And there was other stuff like that, too. Stuff we found inside units from Alaska Airlines that showed their techs were eating snacks and drinking soda and coffee right over the flight computers and other avionics, because they'd be returend to us for repair with bits of wrapper or spilled liquids in there. (which didn't hurt anything because it's all conformal-coated against liquids, but if they're taht careless about those things, what ELSE are they careless about?)
I've only flown once since I worked at Honeywell, and that's because I had no other way to get where I was going, and I was paranoid the whole trip from boarding to exit that something was going to go badly wrong at any moment, after all the stuff I'd seen just in one little section of one line at one company that provides stuff to the industry, and the similar stuff I heard about from others at other companies (or who had worked at other places before).
I know that the kind of problmes I saw aren't going to change, or go away--they're caused by insufficient caring about the job people are doing, and there's no way to keep people taht are really good and really care because the money is never good enough, and layoffs happen equally to those people adn the 9-5ers, only there to collect a paycheck and who don't give a crap if the work they do is right or not (they figure someone else will catch the problem and fix it for them, before it gets far enough to cause a crash). So I won't fly again unless there's no other way to get where I have to go...I'd rather just not go at all.
(edit: also, it's a little frustrating how many new threads on this I keep seeing get posted...been merging them all together into this one but it's work I'd rather not have to do, if poeple would just type a single word of their new thread's title into the search box. )
Joseph C. said:fizzit said:Yeah cabin pressure was definitely not lost. But I don't think that the "Toulousains" can laugh after their problems with the A380
Would a wry smile be an acceptable substitute?
LSBW said:Amazing how guys in the kitchens, working for free, can make safer batteries than a bunch of overpaid engineers with U$32 billions budget.

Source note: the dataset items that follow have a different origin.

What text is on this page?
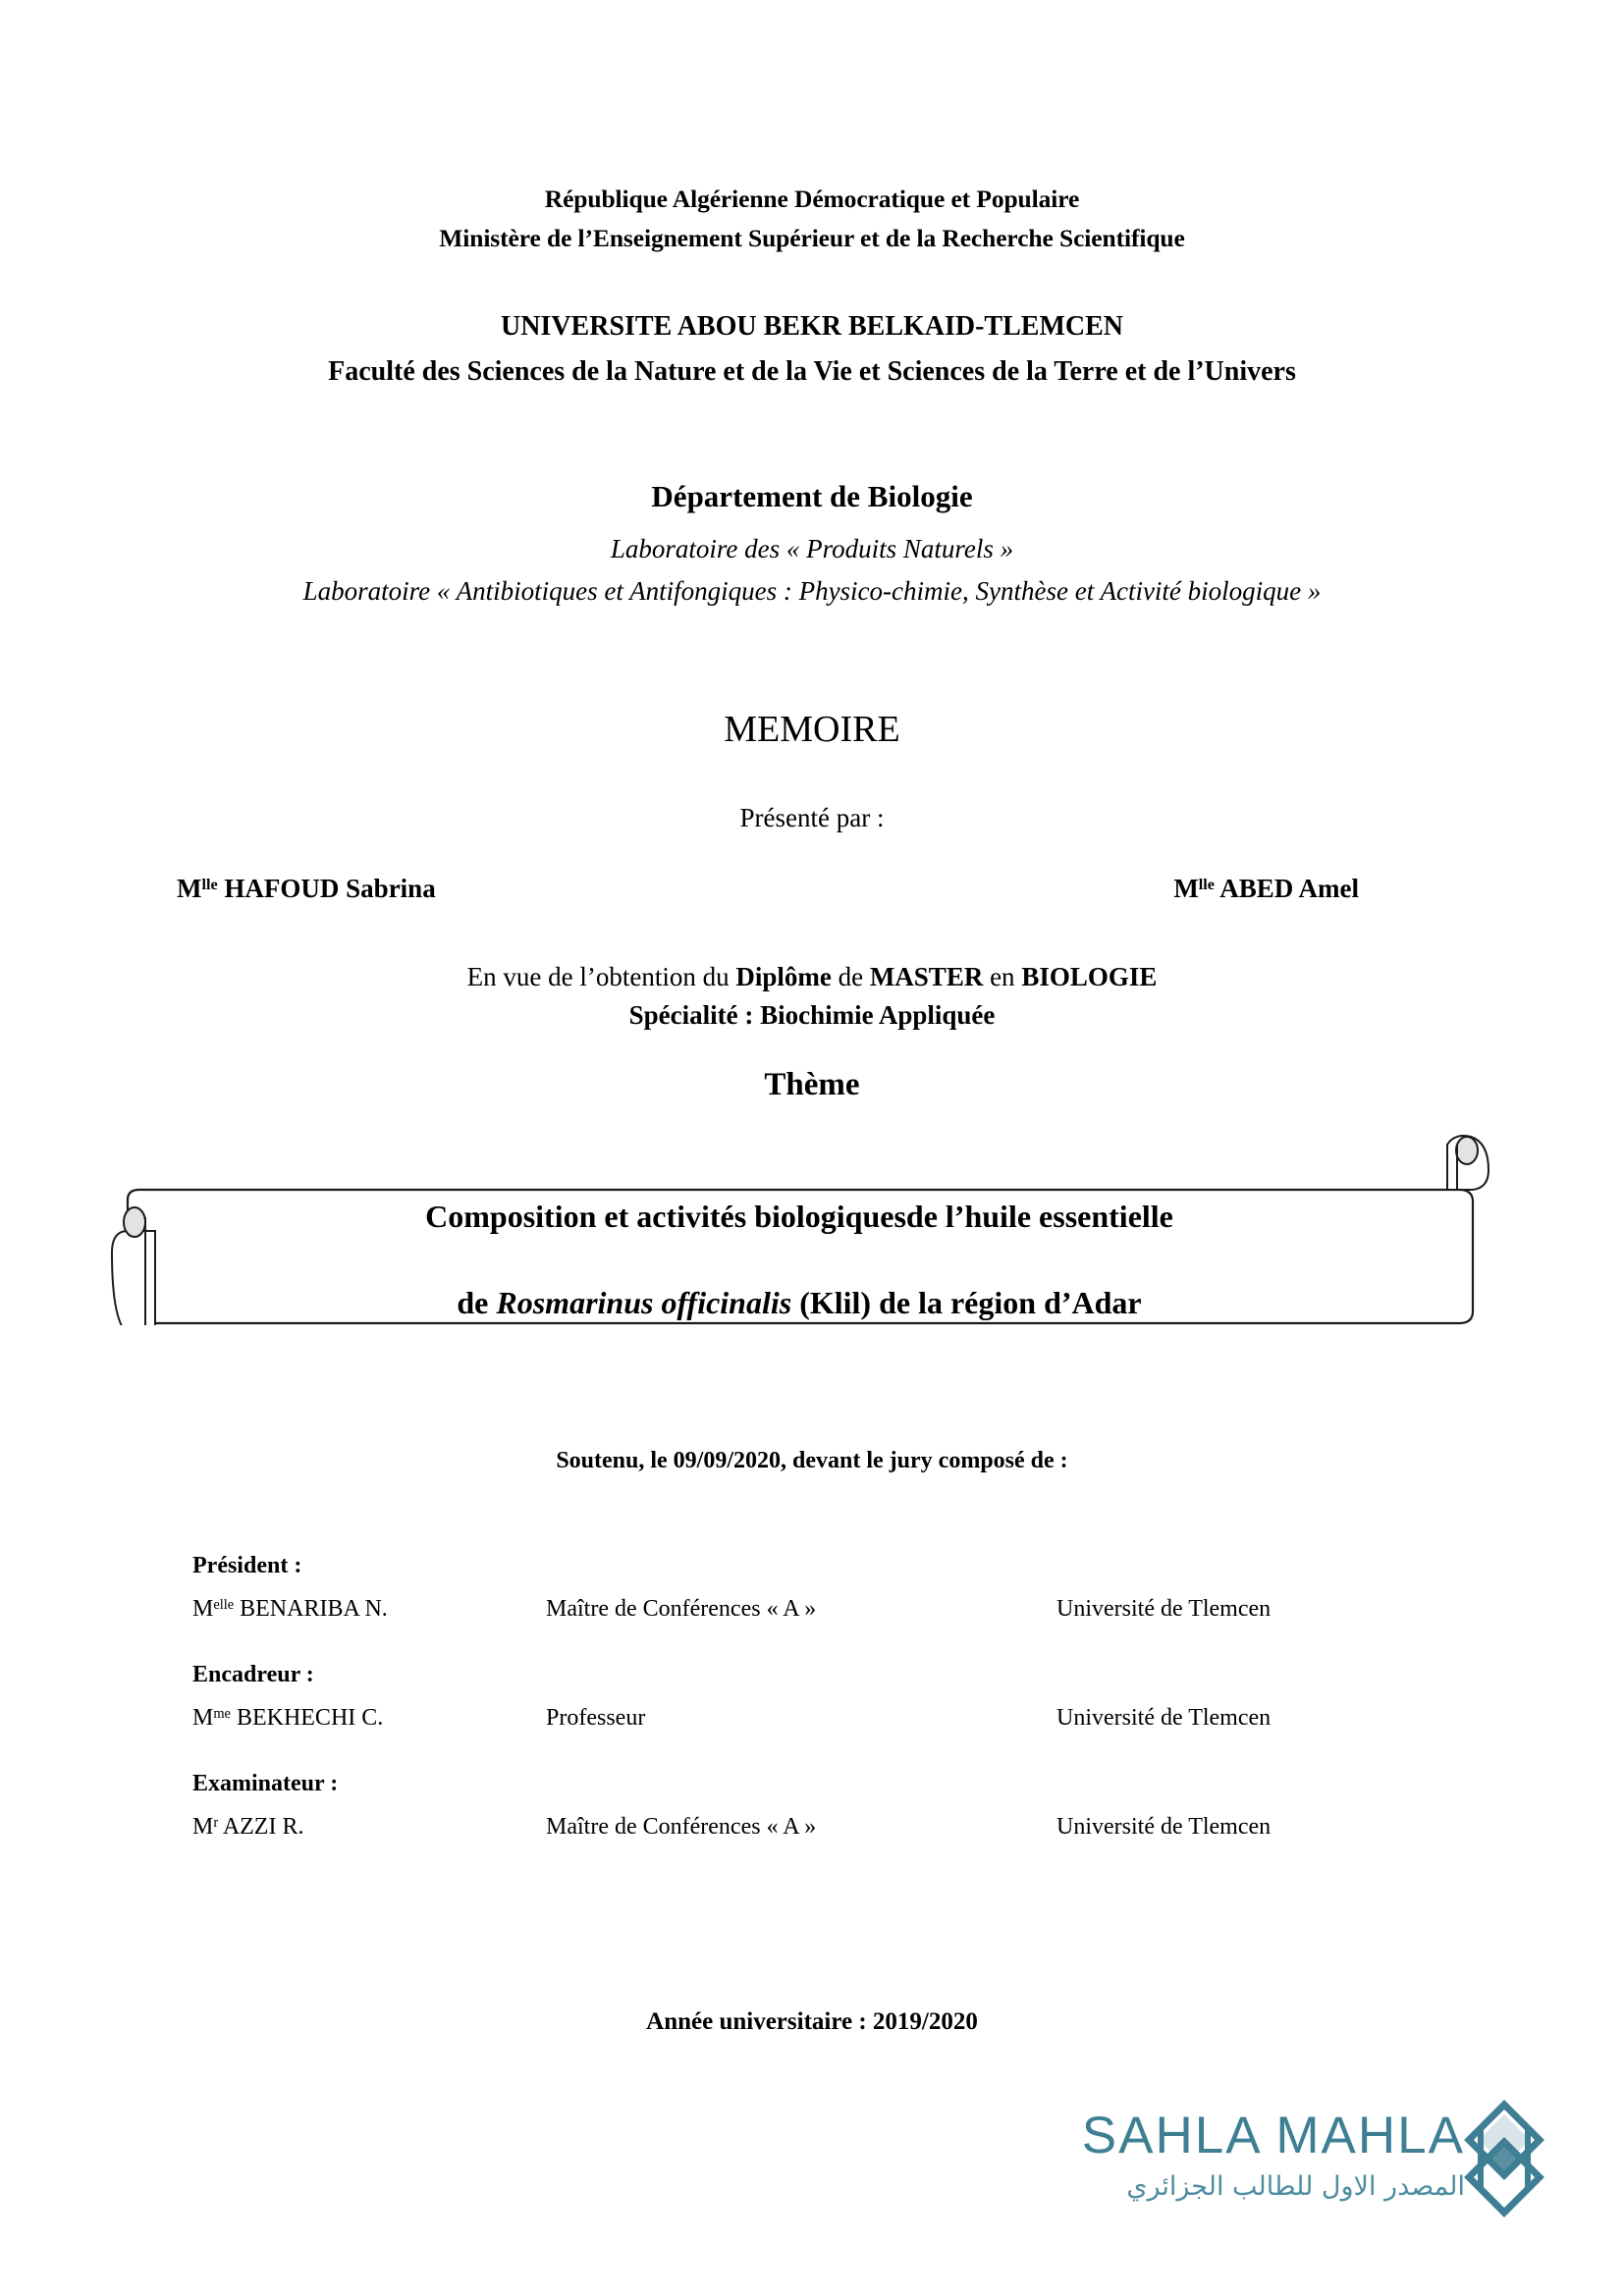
République Algérienne Démocratique et Populaire
Ministère de l’Enseignement Supérieur et de la Recherche Scientifique
UNIVERSITE ABOU BEKR BELKAID-TLEMCEN
Faculté des Sciences de la Nature et de la Vie et Sciences de la Terre et de l’Univers
Département de Biologie
Laboratoire des « Produits Naturels »
Laboratoire « Antibiotiques et Antifongiques : Physico-chimie, Synthèse et Activité biologique »
MEMOIRE
Présenté par :
$M^{lle}$ HAFOUD Sabrina	$M^{lle}$ ABED Amel
En vue de l’obtention du Diplôme de MASTER en BIOLOGIE
Spécialité : Biochimie Appliquée
Thème
Composition et activités biologiquesde l’huile essentielle
de Rosmarinus officinalis (Klil) de la région d’Adar
Soutenu, le 09/09/2020, devant le jury composé de :
Président :
$M^{elle}$ BENARIBA N.	Maître de Conférences « A »	Université de Tlemcen
Encadreur :
$M^{me}$ BEKHECHI C.	Professeur	Université de Tlemcen
Examinateur :
$M^r$ AZZI R.	Maître de Conférences « A »	Université de Tlemcen
Année universitaire : 2019/2020
SAHLA MAHLA
المصدر الاول للطالب الجزائري
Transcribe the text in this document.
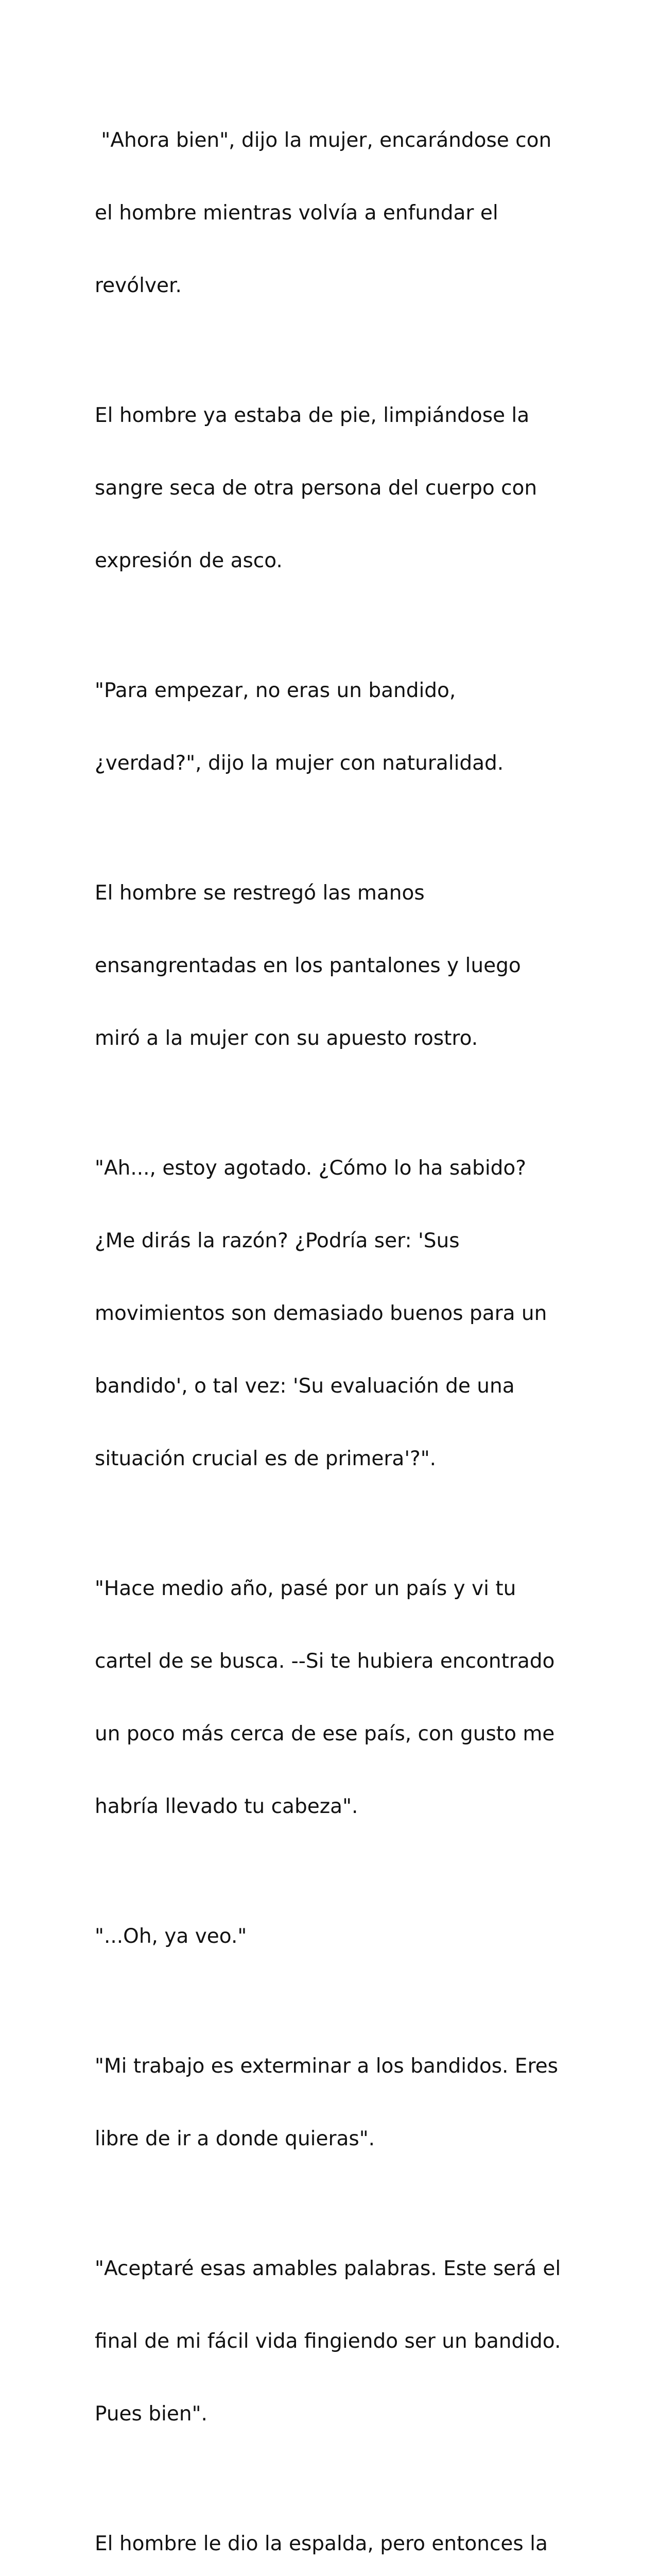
"Ahora bien", dijo la mujer, encarándose con

el hombre mientras volvía a enfundar el

revólver.

El hombre ya estaba de pie, limpiándose la

sangre seca de otra persona del cuerpo con

expresión de asco.

"Para empezar, no eras un bandido,

¿verdad?", dijo la mujer con naturalidad.

El hombre se restregó las manos

ensangrentadas en los pantalones y luego

miró a la mujer con su apuesto rostro.

"Ah..., estoy agotado. ¿Cómo lo ha sabido?

¿Me dirás la razón? ¿Podría ser: 'Sus

movimientos son demasiado buenos para un

bandido', o tal vez: 'Su evaluación de una

situación crucial es de primera'?".

"Hace medio año, pasé por un país y vi tu

cartel de se busca. --Si te hubiera encontrado

un poco más cerca de ese país, con gusto me

habría llevado tu cabeza".

"...Oh, ya veo."

"Mi trabajo es exterminar a los bandidos. Eres

libre de ir a donde quieras".

"Aceptaré esas amables palabras. Este será el

final de mi fácil vida fingiendo ser un bandido.

Pues bien".

El hombre le dio la espalda, pero entonces la
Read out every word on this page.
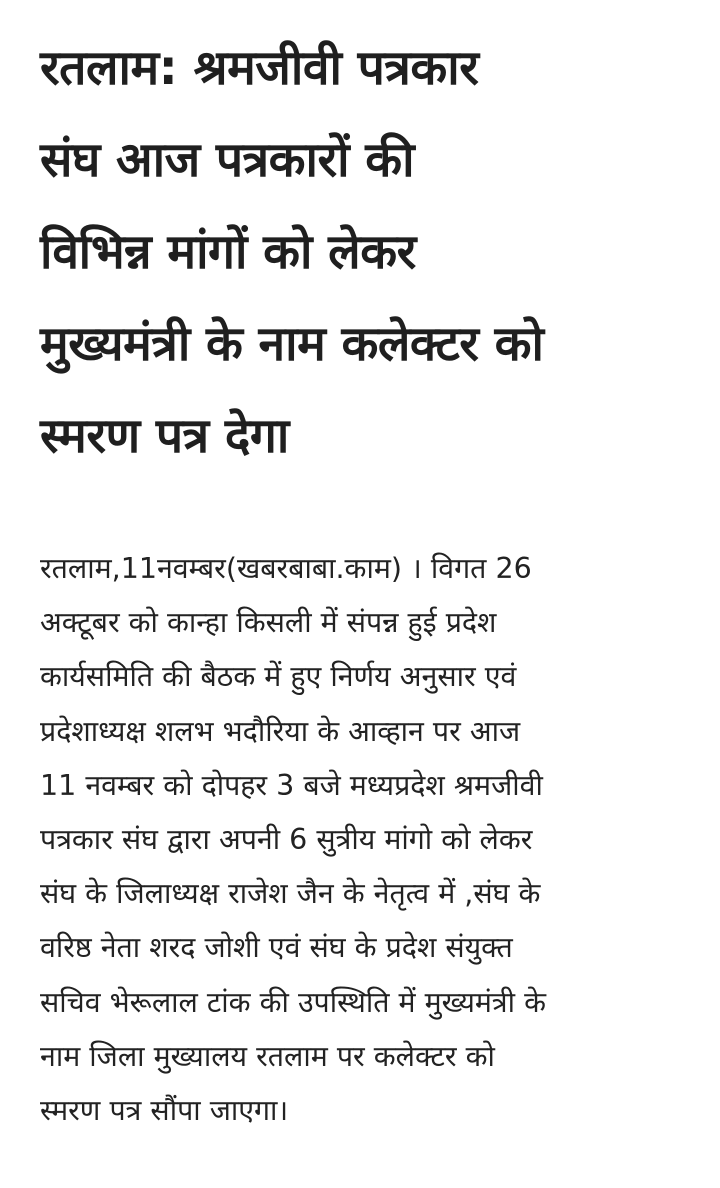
रतलाम: श्रमजीवी पत्रकार
संघ आज पत्रकारों की
विभिन्न मांगों को लेकर
मुख्यमंत्री के नाम कलेक्टर को
स्मरण पत्र देगा

रतलाम,11नवम्बर(खबरबाबा.काम) । विगत 26
अक्टूबर को कान्हा किसली में संपन्न हुई प्रदेश
कार्यसमिति की बैठक में हुए निर्णय अनुसार एवं
प्रदेशाध्यक्ष शलभ भदौरिया के आव्हान पर आज
11 नवम्बर को दोपहर 3 बजे मध्यप्रदेश श्रमजीवी
पत्रकार संघ द्वारा अपनी 6 सुत्रीय मांगो को लेकर
संघ के जिलाध्यक्ष राजेश जैन के नेतृत्व में ,संघ के
वरिष्ठ नेता शरद जोशी एवं संघ के प्रदेश संयुक्त
सचिव भेरूलाल टांक की उपस्थिति में मुख्यमंत्री के
नाम जिला मुख्यालय रतलाम पर कलेक्टर को
स्मरण पत्र सौंपा जाएगा।
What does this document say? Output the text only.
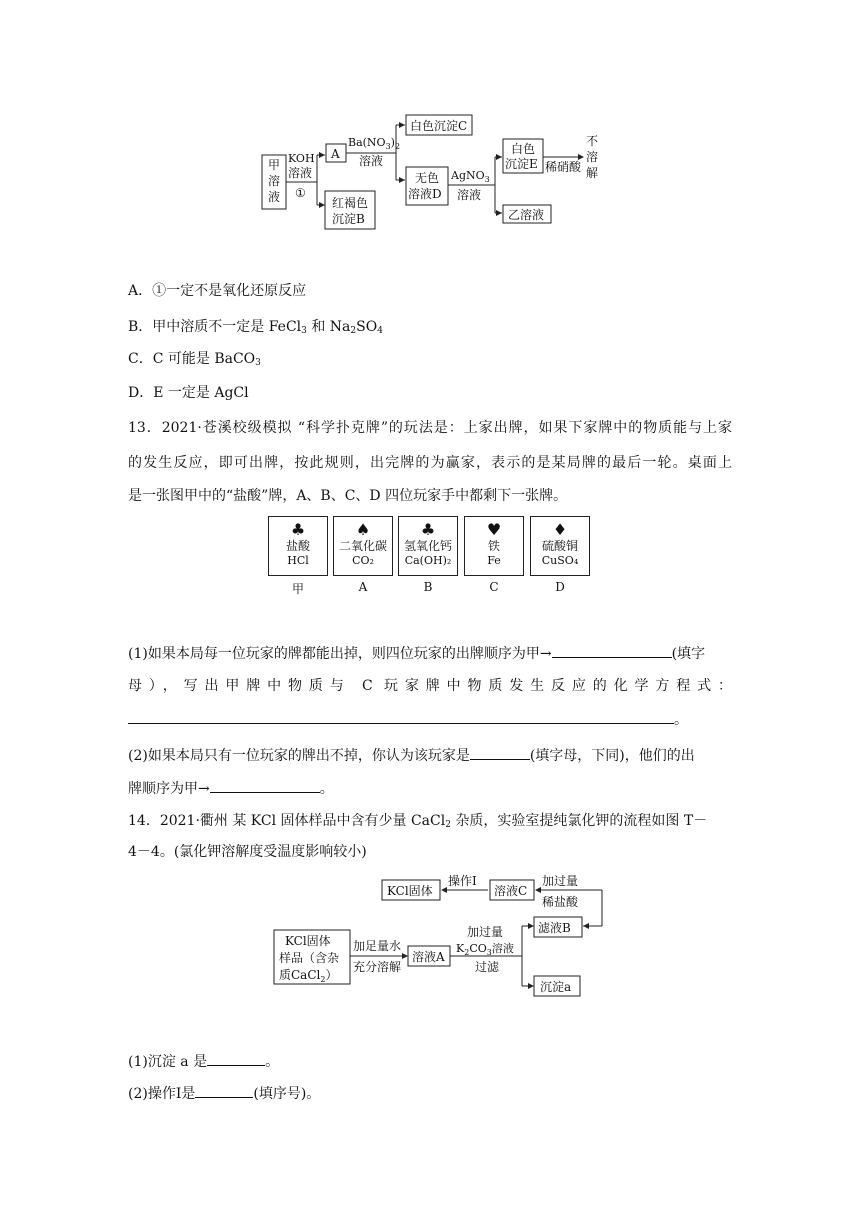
甲
溶
液
KOH
溶液
①
A
$Ba(NO_3)_2$
溶液
白色沉淀C
红褐色
沉淀B
无色
溶液D
AgNO$_3$
溶液
白色
沉淀E 稀硝酸
不
溶
解
乙溶液
A．①一定不是氧化还原反应
B．甲中溶质不一定是 FeCl$_3$ 和 $Na_2SO_4$
C．C 可能是 BaCO$_3$
D．E 一定是 AgCl
13．2021·苍溪校级模拟 “科学扑克牌”的玩法是：上家出牌，如果下家牌中的物质能与上家
的发生反应，即可出牌，按此规则，出完牌的为赢家，表示的是某局牌的最后一轮。桌面上
是一张图甲中的“盐酸”牌，A、B、C、D 四位玩家手中都剩下一张牌。
♣
盐酸
HCl
甲
♠
二氧化碳
CO₂
A
♣
氢氧化钙
Ca(OH)₂
B
♥
铁
Fe
C
♦
硫酸铜
CuSO₄
D
(1)如果本局每一位玩家的牌都能出掉，则四位玩家的出牌顺序为甲→	(填字
母），写出甲牌中物质与 C 玩家牌中物质发生反应的化学方程式：
。
(2)如果本局只有一位玩家的牌出不掉，你认为该玩家是	(填字母，下同)，他们的出
牌顺序为甲→	。
14．2021·衢州 某 KCl 固体样品中含有少量 CaCl$_2$ 杂质，实验室提纯氯化钾的流程如图 T－
4－4。(氯化钾溶解度受温度影响较小)
KCl固体
操作Ⅰ
溶液C
加过量
稀盐酸
滤液B
KCl固体
样品（含杂
质CaCl$_2$）
加足量水
充分溶解
溶液A
加过量
$K_2CO_3$溶液
过滤
沉淀a
(1)沉淀 a 是	。
(2)操作Ⅰ是	(填序号)。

Joseph C. said:Edit: Actually being serious - the thing that I would be most worried about is the competency of the pilot. When a plane crash does occur I'l bet that nine times out of ten it is the pilots fault. Luckily I don't use regional airlines but statistically they would be the most likely to hire incompetent pilots.
LSBW said:Amazing how guys in the kitchens, working for free, can make safer batteries than a bunch of overpaid engineers with U$32 billions budget.
fizzit said:Amberwolf, the kind of stuff you mentioned is definitely why outsourcing is one of the main causes for the Dreamliner's continuing problems. It's so much harder to keep tabs on the little details when things aren't being built in-house.
(...) An inspection of the All Nippon Airways 787 that made an emergency landing in western Japan found that electrolytes, a flammable battery fluid, had leaked from the plane's main lithium-ion battery. Investigators found burn marks around the damage. Japan's Kyodo News agency quoted transport ministry investigator Hideyo Kosugi as saying the liquid leaked through the electrical room floor to the outside of the aircraft.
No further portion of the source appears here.